Dukung Jalan Sabuk Merah Perbatasan, Pemerintah Bangun 41 Jembatan

Kompas.com - 27/09/2018, 23:06 WIB
Sebanyak 41 Jembatan dibangun guna mendukung jalan Sabuk Merah Perbatasan Indonesia-Timor Leste.Sigiranus Marutho Bere/Kompas.com Sebanyak 41 Jembatan dibangun guna mendukung jalan Sabuk Merah Perbatasan Indonesia-Timor Leste.

ATAMBUA, KOMPAS.com - Sebanyak 41 jembatan, siap dibangun untuk mendukung Jalan Sabuk Merah di Provinsi Nusa Tenggara Timur ( NTT), yang berbatasan dengan Negara Timor Leste.

Jalan Sabuk Merah perbatasan sepanjang 179 kilometer, menghubungkan Pos Lintas Batas Negara (PLBN) Motaain di Kabupaten Belu dan PLBN Motamasin di Kabupaten Malaka.

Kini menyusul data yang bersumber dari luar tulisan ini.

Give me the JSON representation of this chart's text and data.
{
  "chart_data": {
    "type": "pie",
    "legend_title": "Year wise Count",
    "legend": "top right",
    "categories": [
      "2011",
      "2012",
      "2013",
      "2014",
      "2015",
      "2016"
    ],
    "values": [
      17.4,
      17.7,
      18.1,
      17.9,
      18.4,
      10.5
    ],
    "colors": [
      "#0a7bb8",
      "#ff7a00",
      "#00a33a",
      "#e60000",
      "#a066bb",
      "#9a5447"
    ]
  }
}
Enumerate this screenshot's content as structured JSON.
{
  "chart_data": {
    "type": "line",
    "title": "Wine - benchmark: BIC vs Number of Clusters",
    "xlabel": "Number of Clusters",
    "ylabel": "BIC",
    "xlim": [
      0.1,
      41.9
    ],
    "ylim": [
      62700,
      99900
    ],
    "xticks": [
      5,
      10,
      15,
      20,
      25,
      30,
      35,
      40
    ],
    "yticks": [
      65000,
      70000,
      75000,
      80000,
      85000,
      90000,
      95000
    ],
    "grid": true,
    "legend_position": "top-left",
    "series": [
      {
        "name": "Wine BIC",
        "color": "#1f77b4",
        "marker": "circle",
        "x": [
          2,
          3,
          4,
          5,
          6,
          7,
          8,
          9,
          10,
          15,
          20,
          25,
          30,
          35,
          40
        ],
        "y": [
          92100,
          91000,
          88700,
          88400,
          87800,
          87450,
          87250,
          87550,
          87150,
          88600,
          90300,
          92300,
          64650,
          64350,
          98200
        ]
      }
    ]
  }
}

PPK 4.6 Pembangunan Jembatan Perbatasan NTT Fahrudin mengatakan, dari total 41 jembatan itu, telah dibangun 17 jembatan di sejumlah titik.

"Jembatan mulai dibangun sejak 2017 yakni 4 unit dan tahun 2018 Tahun 2018 ada 13 jembatan yang dibangun, dengan rincian 12 jembatan single year contract dan 1 jembatan multiyears contract," ucap Fahrudin kepada Kompas.com, Kamis (27/9/2018).

Baca juga: Sabuk Merah Perbatasan Mendekatkan Indonesia-Timor Leste

Sebanyak 41 Jembatan dibangun guna mendukung jalan Sabuk Merah Perbatasan Indonesia-Timor Leste.Sigiranus Marutho Bere/Kompas.com Sebanyak 41 Jembatan dibangun guna mendukung jalan Sabuk Merah Perbatasan Indonesia-Timor Leste.
Fahrudin merinci, anggaran untuk pembangunan 4 unit jembatan dengan panjang masing-masing 235 meter itu senilai Rp 77,9 miliar.

Sedangkan anggaran untuk pembangunan 12 unit jembatan pada tahun 2018 dengan panjang keseluruhan 638,5 meter itu sekitar Rp 186,1 miliar.

Untuk tahun 2019 mendatang,  total ada 7 jembatan yang akan dibangun. Untuk sisanya akan dibangun pada tahun 2020 mendatang.

Fahrudin juga mengatakan, pada tahun yang sama, pihaknya juga mengusulkan untuk pembangunan semua jembatan dengan ukuran lebar standar.

Dengan dibangunnya sejumlah jembatan tersebut diharapkan bisa mendukung perekonomian masyarakat di daerah perbatasan dan mobilisasi logistik berjalan dengan lancar.

"Kita juga berharap ada pemerataan pembangunan infrastruktur, terutama di daerah perbatasan," pungkas Fahrudin.